Taurus (April 20 – May 20): A secret message for you will be discovered. Disregard all prior signals as false clues. You will know the genuine sign by observing your toaster oven and a different color of smoke when you toast bagels.

Gemini (May 21 – June 21): Cell phone static is not coming from Saturn. Stop wearing those polyester plaid pants for two weeks or get a cologne that is not sold by the half-gallon as remedies. If these fail, wear something other than combat boots which are loaded with metal.

Cancer (June 22 – July 22): A Victorian romance is in your future, complete with a set of Jane Austen novels and a plate of crumpets. Read the bulletin board at the nearest vocational school for a list of people likely to excel in your field.

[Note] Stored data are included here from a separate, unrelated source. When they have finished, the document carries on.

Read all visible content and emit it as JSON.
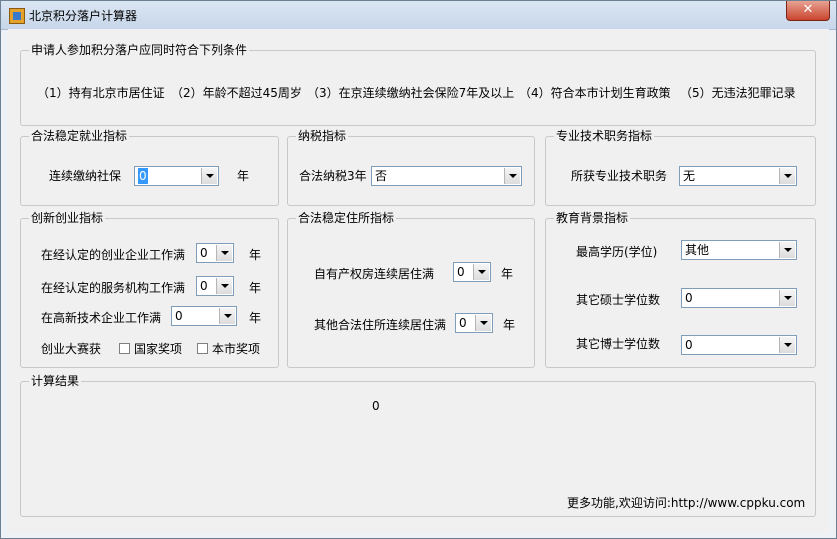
{
  "window": {
    "title": "北京积分落户计算器",
    "close_label": "✕"
  },
  "conditions": {
    "title": "申请人参加积分落户应同时符合下列条件",
    "items": [
      "（1）持有北京市居住证",
      "（2）年龄不超过45周岁",
      "（3）在京连续缴纳社会保险7年及以上",
      "（4）符合本市计划生育政策",
      "（5）无违法犯罪记录"
    ]
  },
  "employment": {
    "title": "合法稳定就业指标",
    "social_label": "连续缴纳社保",
    "social_value": "0",
    "unit": "年"
  },
  "tax": {
    "title": "纳税指标",
    "label": "合法纳税3年",
    "value": "否"
  },
  "professional": {
    "title": "专业技术职务指标",
    "label": "所获专业技术职务",
    "value": "无"
  },
  "startup": {
    "title": "创新创业指标",
    "rows": [
      {
        "label": "在经认定的创业企业工作满",
        "value": "0",
        "unit": "年"
      },
      {
        "label": "在经认定的服务机构工作满",
        "value": "0",
        "unit": "年"
      },
      {
        "label": "在高新技术企业工作满",
        "value": "0",
        "unit": "年"
      }
    ],
    "contest_label": "创业大赛获",
    "national_label": "国家奖项",
    "city_label": "本市奖项"
  },
  "residence": {
    "title": "合法稳定住所指标",
    "owned_label": "自有产权房连续居住满",
    "owned_value": "0",
    "other_label": "其他合法住所连续居住满",
    "other_value": "0",
    "unit": "年"
  },
  "education": {
    "title": "教育背景指标",
    "degree_label": "最高学历(学位)",
    "degree_value": "其他",
    "masters_label": "其它硕士学位数",
    "masters_value": "0",
    "phd_label": "其它博士学位数",
    "phd_value": "0"
  },
  "result": {
    "title": "计算结果",
    "value": "0",
    "footer": "更多功能,欢迎访问:http://www.cppku.com"
  }
}
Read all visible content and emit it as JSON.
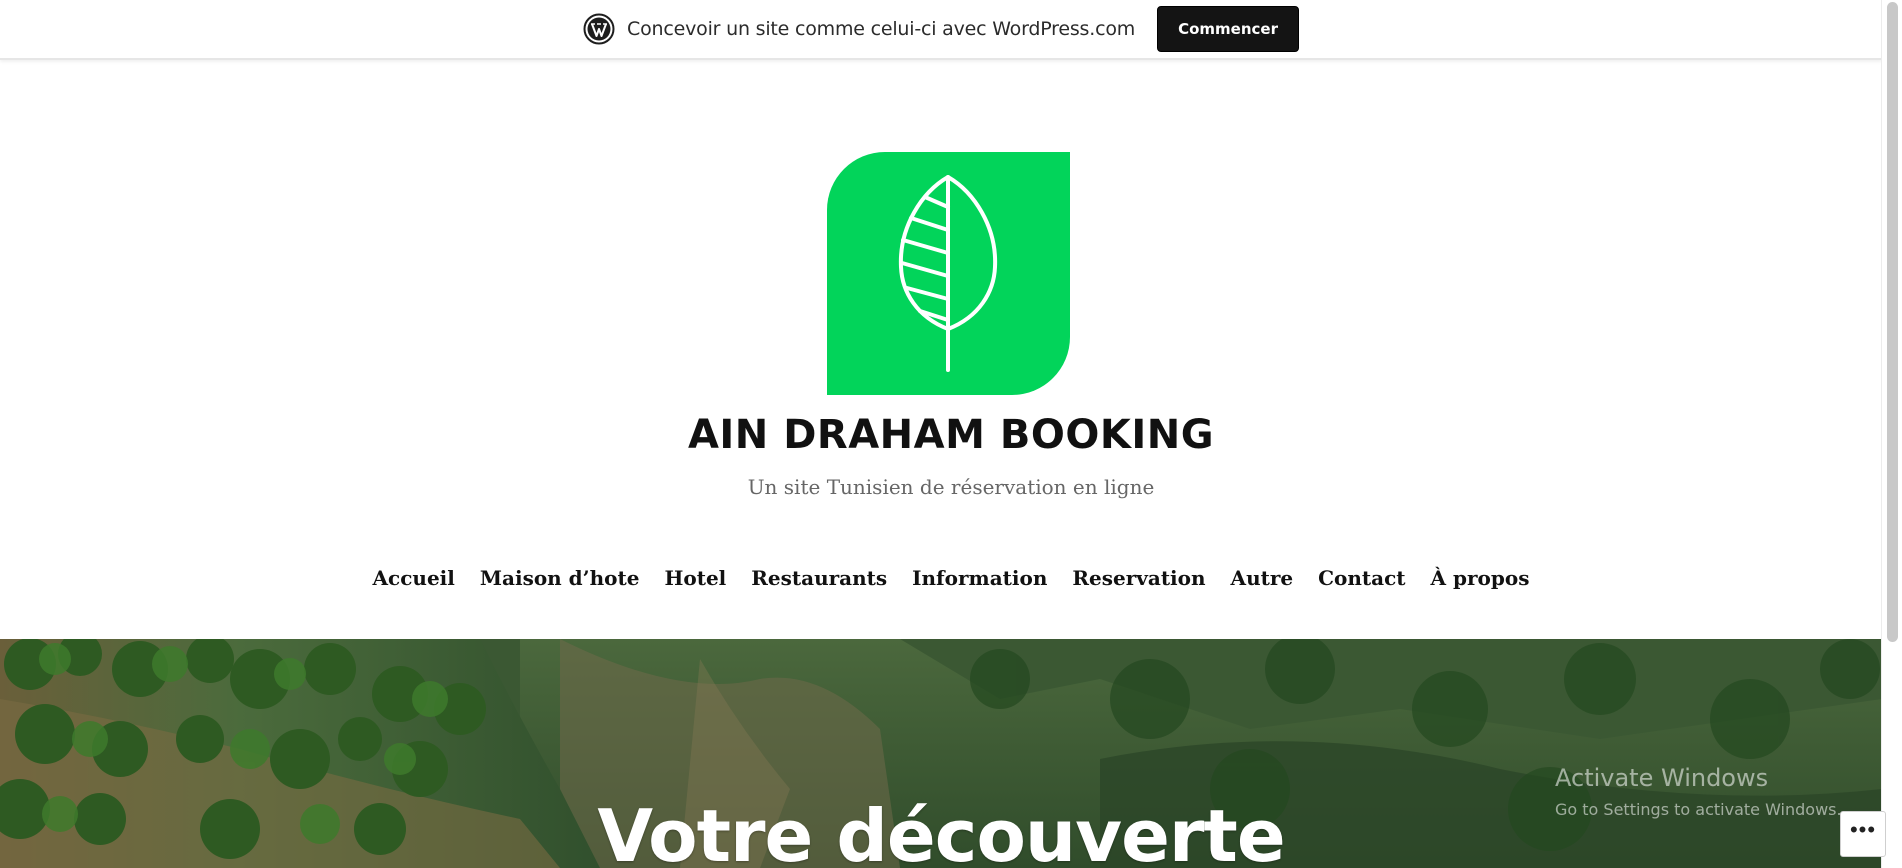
{
  "banner": {
    "text": "Concevoir un site comme celui-ci avec WordPress.com",
    "button_label": "Commencer",
    "logo_icon": "wordpress-logo-icon"
  },
  "header": {
    "logo_icon": "leaf-icon",
    "logo_color": "#02d45a",
    "title": "AIN DRAHAM BOOKING",
    "tagline": "Un site Tunisien de réservation en ligne"
  },
  "nav": {
    "items": [
      {
        "label": "Accueil"
      },
      {
        "label": "Maison d’hote"
      },
      {
        "label": "Hotel"
      },
      {
        "label": "Restaurants"
      },
      {
        "label": "Information"
      },
      {
        "label": "Reservation"
      },
      {
        "label": "Autre"
      },
      {
        "label": "Contact"
      },
      {
        "label": "À propos"
      }
    ]
  },
  "hero": {
    "title": "Votre découverte"
  },
  "watermark": {
    "line1": "Activate Windows",
    "line2": "Go to Settings to activate Windows."
  },
  "more_button": {
    "icon": "ellipsis-icon",
    "label": "•••"
  }
}
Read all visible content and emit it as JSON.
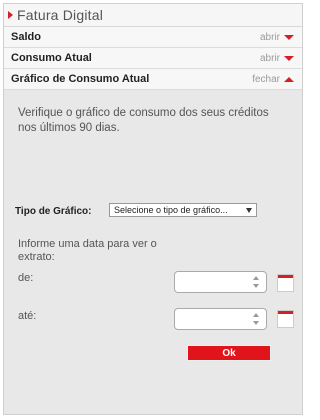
{
  "header": {
    "title": "Fatura Digital"
  },
  "sections": [
    {
      "label": "Saldo",
      "action": "abrir",
      "state": "closed"
    },
    {
      "label": "Consumo Atual",
      "action": "abrir",
      "state": "closed"
    },
    {
      "label": "Gráfico de Consumo Atual",
      "action": "fechar",
      "state": "open"
    }
  ],
  "content": {
    "description": "Verifique o gráfico de consumo dos seus créditos nos últimos 90 dias.",
    "chart_type_label": "Tipo de Gráfico:",
    "chart_type_select": "Selecione o tipo de gráfico...",
    "inform_text": "Informe uma data para ver o extrato:",
    "from_label": "de:",
    "to_label": "até:",
    "from_value": "",
    "to_value": "",
    "ok_label": "Ok"
  },
  "colors": {
    "accent": "#e1141c",
    "panel_bg": "#e8e8e8"
  },
  "icons": {
    "header": "triangle-right-icon",
    "closed": "arrow-down-icon",
    "open": "arrow-up-icon",
    "calendar": "calendar-icon"
  }
}
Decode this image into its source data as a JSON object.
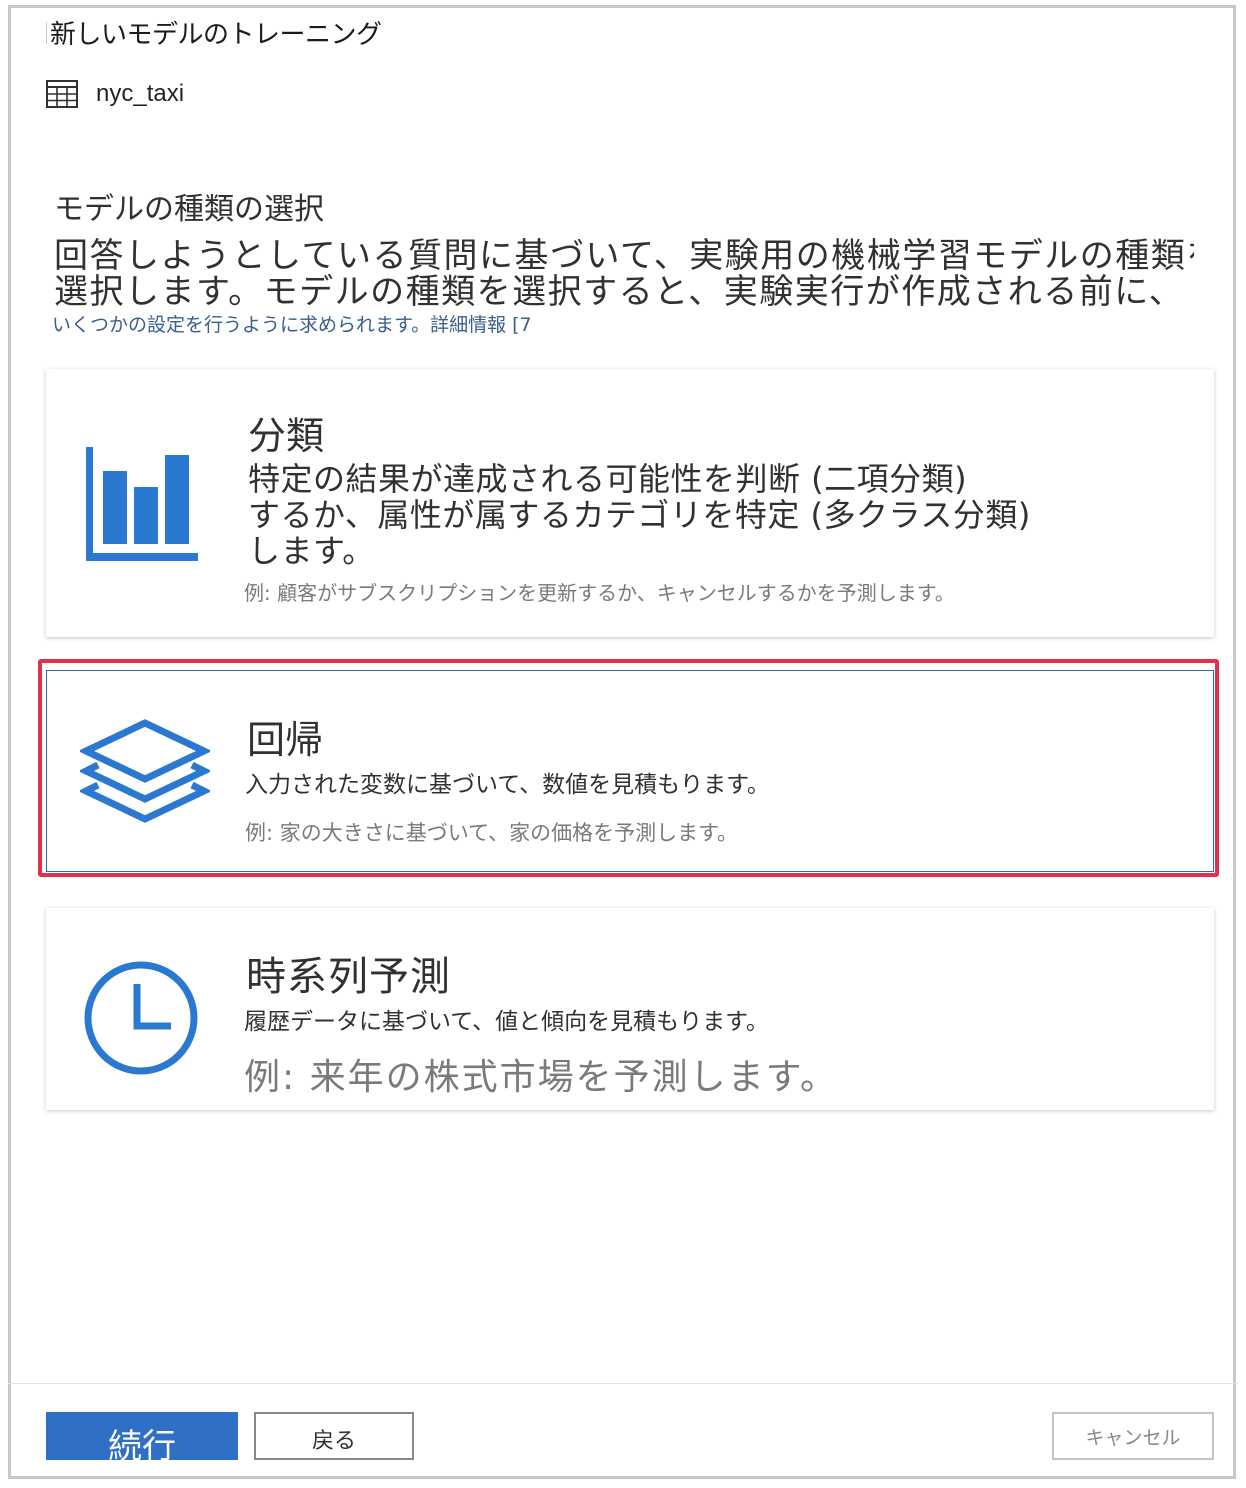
{
  "dialog": {
    "title": "新しいモデルのトレーニング",
    "dataset_name": "nyc_taxi"
  },
  "section": {
    "heading": "モデルの種類の選択",
    "description_line1": "回答しようとしている質問に基づいて、実験用の機械学習モデルの種類を",
    "description_line2": "選択します。モデルの種類を選択すると、実験実行が作成される前に、",
    "sub_text": "いくつかの設定を行うように求められます。",
    "learn_more_link": "詳細情報 [7"
  },
  "cards": [
    {
      "title": "分類",
      "description_lines": [
        "特定の結果が達成される可能性を判断 (二項分類)",
        "するか、属性が属するカテゴリを特定 (多クラス分類)",
        "します。"
      ],
      "example": "例: 顧客がサブスクリプションを更新するか、キャンセルするかを予測します。",
      "icon": "bar-chart-icon"
    },
    {
      "title": "回帰",
      "description_lines": [
        "入力された変数に基づいて、数値を見積もります。"
      ],
      "example": "例: 家の大きさに基づいて、家の価格を予測します。",
      "icon": "layers-icon",
      "selected": true
    },
    {
      "title": "時系列予測",
      "description_lines": [
        "履歴データに基づいて、値と傾向を見積もります。"
      ],
      "example": "例: 来年の株式市場を予測します。",
      "icon": "clock-icon"
    }
  ],
  "footer": {
    "continue_label": "続行",
    "back_label": "戻る",
    "cancel_label": "キャンセル"
  },
  "colors": {
    "accent": "#2f6fc5",
    "icon_blue": "#2b78d0",
    "highlight_red": "#e0304a",
    "link": "#3a5f8c"
  }
}
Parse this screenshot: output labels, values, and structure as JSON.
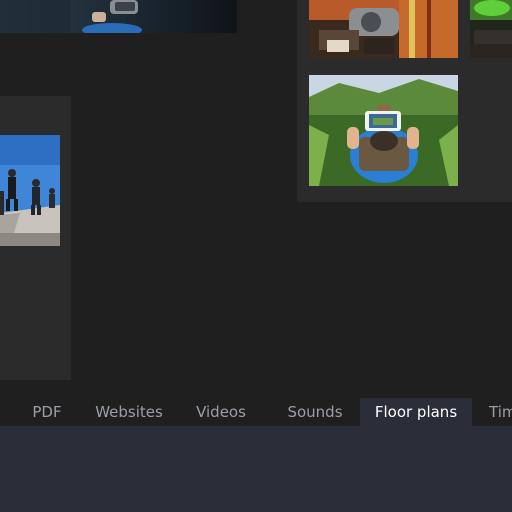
{
  "tabs": [
    {
      "label": "PDF",
      "active": false
    },
    {
      "label": "Websites",
      "active": false
    },
    {
      "label": "Videos",
      "active": false
    },
    {
      "label": "Sounds",
      "active": false
    },
    {
      "label": "Floor plans",
      "active": true
    },
    {
      "label": "Tim",
      "active": false
    }
  ],
  "colors": {
    "background": "#1f1f1f",
    "panel": "#2b2b2b",
    "active_tab": "#2b2e38",
    "tab_text": "#9a9ea6",
    "active_tab_text": "#ffffff"
  },
  "gallery": {
    "items": [
      {
        "icon": "action-camera-photo-thumbnail"
      },
      {
        "icon": "zipline-photo-thumbnail"
      },
      {
        "icon": "green-vehicle-photo-thumbnail"
      },
      {
        "icon": "hiker-phone-photo-thumbnail"
      },
      {
        "icon": "group-jump-photo-thumbnail"
      }
    ]
  }
}
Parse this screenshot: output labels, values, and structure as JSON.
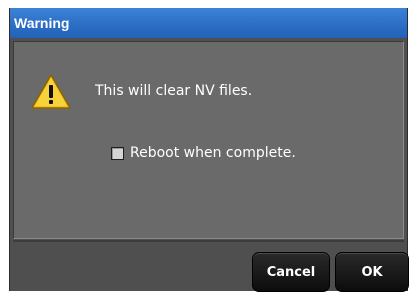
{
  "dialog": {
    "title": "Warning",
    "message": "This will clear NV files.",
    "checkbox": {
      "label": "Reboot when complete.",
      "checked": false
    },
    "buttons": {
      "cancel": "Cancel",
      "ok": "OK"
    },
    "icon": "warning-icon",
    "colors": {
      "titlebar": "#2d6fc5",
      "body": "#6a6a6a",
      "frame": "#4f4f4f",
      "button": "#141414"
    }
  }
}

Leo (July 23 – August 22): Your destiny is in sharp focus this month. Seize the moment to move up on the waiting list for Extreme Makeover. Discontinue all attempts to contact Donald Trump.

Virgo (August 23 – September 22): A celestial outburst signals that you are in position to challenge Paris Hilton for low voltage person of the period. Take large strides when you are in Egg Harbor.

Libra (September 23 – October 22): See your situation in the light of Saturn and pay those parking tickets promptly. A large package on your front porch may be the clothes you previously gave to Goodwill.

Scorpio (October 23 – November 21): Good news is yours. Yoga pants will fit you, without alteration. Accept any offer from your lawyer that will reduce his fee and remember that he agreed to drive you to the parole office.

Sagittarius (November 22 – December 21): American Idol will be calling in this celestial period. Unfortunately, so will your cousin who wants to stay with you while salmon fishing in Clark Lake.

Capricorn (December 22 – January 19): As the moon wanes this month take up Texas nine-card poker and enter the Carlsville winner-take-all contest. You will be an instant success at this new endeavor and can win more than your take home from Baileys Harbor bingo.